This post is part of a series of paper reviews, covering the ~30 papers Ilya Sutskever sent to John Carmack to learn about AI. To see the rest of the reviews, go here.
[EDIT: this one was accidentally sent out after the identity mapping review. I ended up just publishing both of them at the same time]
Paper 11: Deep Residual Learning for Image Recognition
High Level
In 2024 it seems weird that anyone ever doubted the scaling hypothesis. But it's called a 'hypothesis' for a reason — before ~20201, there was bitter contention over whether models would always get better as they got bigger, without diminishing returns.

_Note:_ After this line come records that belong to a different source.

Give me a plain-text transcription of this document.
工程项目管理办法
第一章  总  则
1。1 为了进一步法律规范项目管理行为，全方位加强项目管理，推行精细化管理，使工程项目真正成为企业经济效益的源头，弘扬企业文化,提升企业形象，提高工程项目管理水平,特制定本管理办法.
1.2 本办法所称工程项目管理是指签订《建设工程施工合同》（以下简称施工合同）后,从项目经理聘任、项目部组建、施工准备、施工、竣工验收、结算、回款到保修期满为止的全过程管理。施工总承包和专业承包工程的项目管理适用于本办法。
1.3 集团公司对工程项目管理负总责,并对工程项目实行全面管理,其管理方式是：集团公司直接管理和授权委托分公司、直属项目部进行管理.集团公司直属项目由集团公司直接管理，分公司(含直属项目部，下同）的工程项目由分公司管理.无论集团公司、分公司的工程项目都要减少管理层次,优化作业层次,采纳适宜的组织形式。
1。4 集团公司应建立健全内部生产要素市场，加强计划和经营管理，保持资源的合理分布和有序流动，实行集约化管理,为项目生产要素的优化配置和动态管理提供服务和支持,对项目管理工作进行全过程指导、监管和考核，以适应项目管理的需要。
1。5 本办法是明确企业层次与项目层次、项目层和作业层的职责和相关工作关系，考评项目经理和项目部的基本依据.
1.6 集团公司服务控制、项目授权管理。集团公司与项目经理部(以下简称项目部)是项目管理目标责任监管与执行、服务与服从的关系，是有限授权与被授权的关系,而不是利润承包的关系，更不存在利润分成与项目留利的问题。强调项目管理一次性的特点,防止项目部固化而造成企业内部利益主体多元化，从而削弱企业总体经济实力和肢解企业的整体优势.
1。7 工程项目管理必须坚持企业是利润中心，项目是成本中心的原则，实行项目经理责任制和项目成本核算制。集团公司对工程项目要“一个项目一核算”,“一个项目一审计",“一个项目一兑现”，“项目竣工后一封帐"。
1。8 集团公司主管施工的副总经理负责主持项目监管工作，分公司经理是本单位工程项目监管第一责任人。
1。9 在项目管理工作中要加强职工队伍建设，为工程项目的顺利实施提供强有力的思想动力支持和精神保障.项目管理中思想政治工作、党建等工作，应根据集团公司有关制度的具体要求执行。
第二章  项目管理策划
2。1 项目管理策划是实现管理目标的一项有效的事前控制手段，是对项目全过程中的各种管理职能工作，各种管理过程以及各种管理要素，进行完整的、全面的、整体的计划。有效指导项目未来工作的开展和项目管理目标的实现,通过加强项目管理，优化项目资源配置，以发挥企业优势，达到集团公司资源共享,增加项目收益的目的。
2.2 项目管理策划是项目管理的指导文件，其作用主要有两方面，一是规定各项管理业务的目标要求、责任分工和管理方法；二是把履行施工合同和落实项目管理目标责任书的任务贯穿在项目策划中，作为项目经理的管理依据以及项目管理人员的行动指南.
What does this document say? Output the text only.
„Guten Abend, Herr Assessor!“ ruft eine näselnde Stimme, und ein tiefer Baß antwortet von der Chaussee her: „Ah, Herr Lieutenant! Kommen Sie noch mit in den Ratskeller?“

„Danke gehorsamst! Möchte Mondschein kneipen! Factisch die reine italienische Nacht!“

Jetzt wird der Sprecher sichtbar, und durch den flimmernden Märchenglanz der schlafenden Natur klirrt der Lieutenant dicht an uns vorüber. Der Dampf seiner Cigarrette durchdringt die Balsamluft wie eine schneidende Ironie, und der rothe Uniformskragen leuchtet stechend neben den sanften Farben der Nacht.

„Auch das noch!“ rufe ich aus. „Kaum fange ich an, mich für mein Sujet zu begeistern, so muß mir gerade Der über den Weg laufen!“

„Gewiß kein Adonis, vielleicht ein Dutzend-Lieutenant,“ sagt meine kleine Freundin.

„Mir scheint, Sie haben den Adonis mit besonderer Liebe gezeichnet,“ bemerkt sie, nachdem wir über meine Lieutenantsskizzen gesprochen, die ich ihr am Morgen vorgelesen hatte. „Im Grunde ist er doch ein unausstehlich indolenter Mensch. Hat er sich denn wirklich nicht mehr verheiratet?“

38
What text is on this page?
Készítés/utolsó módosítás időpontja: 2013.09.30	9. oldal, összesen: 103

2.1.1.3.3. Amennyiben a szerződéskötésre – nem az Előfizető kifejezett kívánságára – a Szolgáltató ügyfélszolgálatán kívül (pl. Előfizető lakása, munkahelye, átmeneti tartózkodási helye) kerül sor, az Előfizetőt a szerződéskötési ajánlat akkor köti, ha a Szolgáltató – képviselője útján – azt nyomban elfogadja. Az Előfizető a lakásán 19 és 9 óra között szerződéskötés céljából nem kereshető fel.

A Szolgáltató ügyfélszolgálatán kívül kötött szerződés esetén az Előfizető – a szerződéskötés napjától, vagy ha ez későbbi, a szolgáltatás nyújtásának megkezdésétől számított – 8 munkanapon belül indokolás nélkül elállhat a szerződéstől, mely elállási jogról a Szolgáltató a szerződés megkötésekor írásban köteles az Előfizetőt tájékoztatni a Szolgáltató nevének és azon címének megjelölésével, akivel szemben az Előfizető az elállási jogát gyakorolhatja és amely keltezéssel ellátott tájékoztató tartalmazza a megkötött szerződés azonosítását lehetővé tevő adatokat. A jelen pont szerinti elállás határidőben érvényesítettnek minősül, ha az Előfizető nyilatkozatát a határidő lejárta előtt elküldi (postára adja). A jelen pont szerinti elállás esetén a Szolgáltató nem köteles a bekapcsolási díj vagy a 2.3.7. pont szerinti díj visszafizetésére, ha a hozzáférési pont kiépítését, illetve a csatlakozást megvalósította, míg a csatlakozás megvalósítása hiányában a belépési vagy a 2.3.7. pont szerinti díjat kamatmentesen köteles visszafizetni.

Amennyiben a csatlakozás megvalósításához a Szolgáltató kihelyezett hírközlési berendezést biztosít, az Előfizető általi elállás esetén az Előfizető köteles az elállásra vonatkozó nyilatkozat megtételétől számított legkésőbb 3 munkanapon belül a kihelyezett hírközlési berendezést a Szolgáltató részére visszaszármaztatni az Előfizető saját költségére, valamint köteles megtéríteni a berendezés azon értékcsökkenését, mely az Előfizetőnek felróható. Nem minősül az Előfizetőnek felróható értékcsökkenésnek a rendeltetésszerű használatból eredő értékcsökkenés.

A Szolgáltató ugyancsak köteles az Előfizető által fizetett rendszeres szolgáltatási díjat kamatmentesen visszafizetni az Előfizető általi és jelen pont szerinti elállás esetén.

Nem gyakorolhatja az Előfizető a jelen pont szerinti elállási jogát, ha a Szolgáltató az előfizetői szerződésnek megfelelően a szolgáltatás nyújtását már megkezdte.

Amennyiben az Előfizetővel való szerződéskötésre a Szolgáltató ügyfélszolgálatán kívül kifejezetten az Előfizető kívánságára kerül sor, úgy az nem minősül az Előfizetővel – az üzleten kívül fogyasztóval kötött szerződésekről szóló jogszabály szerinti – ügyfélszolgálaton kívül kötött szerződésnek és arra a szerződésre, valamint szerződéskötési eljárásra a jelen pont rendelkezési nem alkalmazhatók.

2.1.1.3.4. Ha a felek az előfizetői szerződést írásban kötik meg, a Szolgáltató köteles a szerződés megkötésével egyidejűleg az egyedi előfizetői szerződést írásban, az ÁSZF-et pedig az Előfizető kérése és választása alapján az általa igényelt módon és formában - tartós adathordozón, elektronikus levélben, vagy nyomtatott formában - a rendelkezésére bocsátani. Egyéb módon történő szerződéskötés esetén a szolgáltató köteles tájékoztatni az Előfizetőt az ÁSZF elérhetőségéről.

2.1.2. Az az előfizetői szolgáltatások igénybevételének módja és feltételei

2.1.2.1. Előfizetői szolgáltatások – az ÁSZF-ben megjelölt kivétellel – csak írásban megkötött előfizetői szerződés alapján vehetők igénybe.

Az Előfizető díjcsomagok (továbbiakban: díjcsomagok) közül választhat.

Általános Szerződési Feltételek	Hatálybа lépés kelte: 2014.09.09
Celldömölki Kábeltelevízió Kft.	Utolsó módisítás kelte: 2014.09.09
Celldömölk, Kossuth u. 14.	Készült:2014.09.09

Part of the reason for this contention was the significant difficulty in actually training larger models. The history of training larger and larger models is one in which the industry would knock down some massive, seemingly insurmountable blocker, only to find a larger, even more insurmountable blocker behind it. First there were all sorts of issues with overfitting — see my review of Minimum Description Length. Then, the industry had to deal with limited chip memory and multi-chip training — see my review of AlexNet. Then it turned out that really large models suffered from vanishing or exploding gradients, caused by repeated application of the chain rule2 — this eventually got solved by better normalization methods like BatchNorm.
By 2015, a new problem had cropped up: bigger models would often simply perform much worse.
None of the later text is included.